Cycling is one of the world’s most popular outdoor activities. It can be done in most roads worldwide, and rougher cyclists also push their performances to off-road routes. It is healthy, fun, fast, and just about anybody can do it.
But what if it isn’t enough? What if there’s that road you can’t speed down, or that hill you can’t climb with your bike? What happens when you and your bike find that path you cannot trek? Well the most experienced of cyclists will often tell you that there’s nowhere you can’t go with a good bike, and they are right in saying so. If you or your bike can’t make the ride somewhere, the most obvious thing to do is get an upgrade.
These days, there are bike accessories to solve every conceivable problem a bike can face; from flat tires, to fog, to falling. The only thing the serious cyclist needs to do is find them.
If the challenge is low-visibility for example, the accessory of choice of course, is lighting. Front and rear bike lights range in price from $25.00 each, to just under $300.00. Most come with an easy-to-install wiring system that doesn’t even interfere with the motions cyclists perform. Bike lights are used to deal with the dangers of night cycling or routes where fog would stop most trekkers in their tracks.
If the bar of difficulty is raised, and the route leads through rough terrain, the cyclist has two options to make it through the obstacle: shock absorbers and handlebars. While shock absorbers are not always modifiable, as some bikes do not come with them, and might not always be modifiable, handlebars are easier to come by. The design of handlebars varies with what the bicycle is meant for. For example, drop handlebars – a popular handlebar type that curves forward and down, then back toward the rider – are used for speed, and are used by most track athletes. For the mentioned rough terrain, a flat t-shaped handlebar with rough handle coverings allows the cyclist to negotiate the worst surfaces with the finest control; they may even have bar ends attached as additional accessories to increase the number of available hand positions when cycling.
Some courses may also call for better safety standards on the bicycle. Cyclists can achieve this with a proper choice of bike pedals. The safest of pedals are designed to lower the chances of the rider’s shoe slipping off. Some have cleats that attach to cycling shoes, while others have a more direct approach, coming with a toe clip to secure the rider’s foot in place.
The saddle can also be customized in most bicycles, allowing the rider to maximize comfort. Some cyclists may have an actual seat installed; these have some form of structure to support the rider’s back. Other cyclists will prefer the classic saddle, but have it made of more shock-absorbent material. The toughest of courses might call for specialized saddles with no nose to prevent damage to the rider’s pelvis.

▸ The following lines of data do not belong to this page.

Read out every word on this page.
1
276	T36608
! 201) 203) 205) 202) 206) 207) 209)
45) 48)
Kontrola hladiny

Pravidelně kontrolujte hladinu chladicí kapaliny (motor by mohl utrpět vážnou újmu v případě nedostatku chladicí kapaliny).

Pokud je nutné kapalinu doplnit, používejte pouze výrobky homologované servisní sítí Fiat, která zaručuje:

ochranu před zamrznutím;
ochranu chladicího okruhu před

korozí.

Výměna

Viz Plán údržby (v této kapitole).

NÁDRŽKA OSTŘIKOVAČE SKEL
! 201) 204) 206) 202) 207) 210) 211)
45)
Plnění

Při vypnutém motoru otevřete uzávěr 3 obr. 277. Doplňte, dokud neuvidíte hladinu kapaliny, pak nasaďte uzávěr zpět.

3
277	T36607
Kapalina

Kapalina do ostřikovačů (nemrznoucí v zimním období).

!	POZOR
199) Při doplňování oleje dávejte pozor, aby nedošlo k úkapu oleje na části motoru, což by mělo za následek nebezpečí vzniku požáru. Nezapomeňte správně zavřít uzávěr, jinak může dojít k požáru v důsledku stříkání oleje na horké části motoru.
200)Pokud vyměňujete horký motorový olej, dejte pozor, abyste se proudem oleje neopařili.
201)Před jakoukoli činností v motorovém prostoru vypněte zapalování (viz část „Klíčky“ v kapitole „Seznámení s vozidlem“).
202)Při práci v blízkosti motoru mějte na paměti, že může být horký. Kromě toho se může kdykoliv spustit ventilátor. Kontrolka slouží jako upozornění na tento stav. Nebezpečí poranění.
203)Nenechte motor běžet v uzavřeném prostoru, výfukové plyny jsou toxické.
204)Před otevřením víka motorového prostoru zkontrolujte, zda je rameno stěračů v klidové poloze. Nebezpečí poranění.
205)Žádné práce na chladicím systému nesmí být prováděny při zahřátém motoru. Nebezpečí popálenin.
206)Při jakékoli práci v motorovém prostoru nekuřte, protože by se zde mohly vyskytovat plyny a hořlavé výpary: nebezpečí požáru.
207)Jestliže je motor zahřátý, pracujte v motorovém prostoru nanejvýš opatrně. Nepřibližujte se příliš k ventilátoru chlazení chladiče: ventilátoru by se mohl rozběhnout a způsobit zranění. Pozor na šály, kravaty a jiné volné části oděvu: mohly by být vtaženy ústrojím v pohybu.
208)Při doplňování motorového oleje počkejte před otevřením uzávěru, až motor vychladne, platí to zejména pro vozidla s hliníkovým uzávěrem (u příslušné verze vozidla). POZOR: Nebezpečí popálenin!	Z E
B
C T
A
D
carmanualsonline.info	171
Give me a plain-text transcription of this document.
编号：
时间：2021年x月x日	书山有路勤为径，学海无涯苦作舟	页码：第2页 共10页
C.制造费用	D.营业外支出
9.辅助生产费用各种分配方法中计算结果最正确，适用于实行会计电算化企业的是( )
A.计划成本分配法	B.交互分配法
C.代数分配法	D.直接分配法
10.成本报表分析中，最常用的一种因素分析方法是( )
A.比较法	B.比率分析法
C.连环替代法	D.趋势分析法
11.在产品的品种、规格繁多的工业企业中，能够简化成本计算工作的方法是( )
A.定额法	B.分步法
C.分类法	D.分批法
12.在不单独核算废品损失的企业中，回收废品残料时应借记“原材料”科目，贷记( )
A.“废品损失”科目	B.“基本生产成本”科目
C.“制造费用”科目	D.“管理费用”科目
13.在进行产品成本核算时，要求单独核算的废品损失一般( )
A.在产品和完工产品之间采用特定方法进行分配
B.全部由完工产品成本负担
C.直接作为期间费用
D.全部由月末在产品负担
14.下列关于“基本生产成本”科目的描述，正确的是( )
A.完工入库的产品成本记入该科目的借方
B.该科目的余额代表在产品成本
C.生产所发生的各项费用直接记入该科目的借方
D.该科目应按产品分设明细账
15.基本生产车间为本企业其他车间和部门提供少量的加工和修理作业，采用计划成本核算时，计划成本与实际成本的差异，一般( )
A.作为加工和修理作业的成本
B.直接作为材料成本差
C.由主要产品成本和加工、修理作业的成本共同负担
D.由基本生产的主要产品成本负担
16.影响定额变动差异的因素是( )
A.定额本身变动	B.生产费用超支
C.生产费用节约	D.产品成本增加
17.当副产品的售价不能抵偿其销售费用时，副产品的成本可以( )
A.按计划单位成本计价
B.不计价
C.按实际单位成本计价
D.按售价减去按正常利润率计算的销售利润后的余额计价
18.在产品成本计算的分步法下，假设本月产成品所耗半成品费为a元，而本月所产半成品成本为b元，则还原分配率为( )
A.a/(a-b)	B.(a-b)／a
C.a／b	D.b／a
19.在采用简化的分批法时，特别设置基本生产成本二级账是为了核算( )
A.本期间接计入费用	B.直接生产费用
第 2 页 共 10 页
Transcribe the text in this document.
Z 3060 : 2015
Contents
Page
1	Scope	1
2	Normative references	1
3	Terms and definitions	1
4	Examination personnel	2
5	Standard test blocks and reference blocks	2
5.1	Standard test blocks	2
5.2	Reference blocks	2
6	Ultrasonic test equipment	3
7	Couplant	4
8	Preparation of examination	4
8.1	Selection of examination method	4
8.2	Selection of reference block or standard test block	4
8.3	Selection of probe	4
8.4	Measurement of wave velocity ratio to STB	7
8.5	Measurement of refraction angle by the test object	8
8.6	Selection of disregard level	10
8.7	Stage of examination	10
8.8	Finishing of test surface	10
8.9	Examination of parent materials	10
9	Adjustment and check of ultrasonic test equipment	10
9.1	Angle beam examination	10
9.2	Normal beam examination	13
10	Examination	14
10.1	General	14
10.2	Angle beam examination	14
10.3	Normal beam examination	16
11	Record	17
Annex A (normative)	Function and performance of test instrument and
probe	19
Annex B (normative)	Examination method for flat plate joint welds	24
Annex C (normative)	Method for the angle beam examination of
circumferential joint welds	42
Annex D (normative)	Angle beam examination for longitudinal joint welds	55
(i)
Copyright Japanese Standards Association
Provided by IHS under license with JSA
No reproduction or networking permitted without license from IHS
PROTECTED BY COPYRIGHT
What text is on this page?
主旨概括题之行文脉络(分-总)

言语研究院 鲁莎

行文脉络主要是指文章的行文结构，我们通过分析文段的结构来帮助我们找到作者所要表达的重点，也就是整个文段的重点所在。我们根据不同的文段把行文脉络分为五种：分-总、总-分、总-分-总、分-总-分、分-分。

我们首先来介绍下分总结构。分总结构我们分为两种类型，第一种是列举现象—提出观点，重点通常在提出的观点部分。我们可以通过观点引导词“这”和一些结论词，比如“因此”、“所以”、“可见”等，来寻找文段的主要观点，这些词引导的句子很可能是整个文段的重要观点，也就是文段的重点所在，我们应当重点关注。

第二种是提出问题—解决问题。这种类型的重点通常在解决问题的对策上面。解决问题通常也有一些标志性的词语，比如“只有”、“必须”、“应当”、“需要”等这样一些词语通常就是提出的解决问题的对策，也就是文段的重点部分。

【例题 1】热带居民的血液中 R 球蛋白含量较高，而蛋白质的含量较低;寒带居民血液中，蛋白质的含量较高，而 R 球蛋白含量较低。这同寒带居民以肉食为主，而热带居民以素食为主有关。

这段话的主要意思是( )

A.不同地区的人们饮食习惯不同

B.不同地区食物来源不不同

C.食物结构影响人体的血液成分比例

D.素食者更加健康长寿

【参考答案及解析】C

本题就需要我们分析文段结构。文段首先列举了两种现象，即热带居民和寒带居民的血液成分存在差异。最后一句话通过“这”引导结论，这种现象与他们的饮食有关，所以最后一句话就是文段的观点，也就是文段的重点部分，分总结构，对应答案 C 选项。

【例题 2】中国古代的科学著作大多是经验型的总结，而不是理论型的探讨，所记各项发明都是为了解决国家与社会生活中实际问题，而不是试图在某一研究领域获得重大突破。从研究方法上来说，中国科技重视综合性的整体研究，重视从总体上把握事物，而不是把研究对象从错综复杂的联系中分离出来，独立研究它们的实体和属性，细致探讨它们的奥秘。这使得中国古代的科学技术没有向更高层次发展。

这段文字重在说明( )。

Finally, whether speed or precision is called for, safety is still the primary concern of cycling accessories. The cyclist can purchase elbow and knee pads to protect against nasty falls, and of course, a good cycling helmet is necessary to minimize the risk of injury. While it is possible to afford such safety gear at less than $50.00 for the helmet, and less than $20.00 for a full set of cycling pads and armor, it is recommended to invest a fairly larger amount than this for protection. After all, the best bicycle in the world is worthless if the cyclist can’t ride it anymore.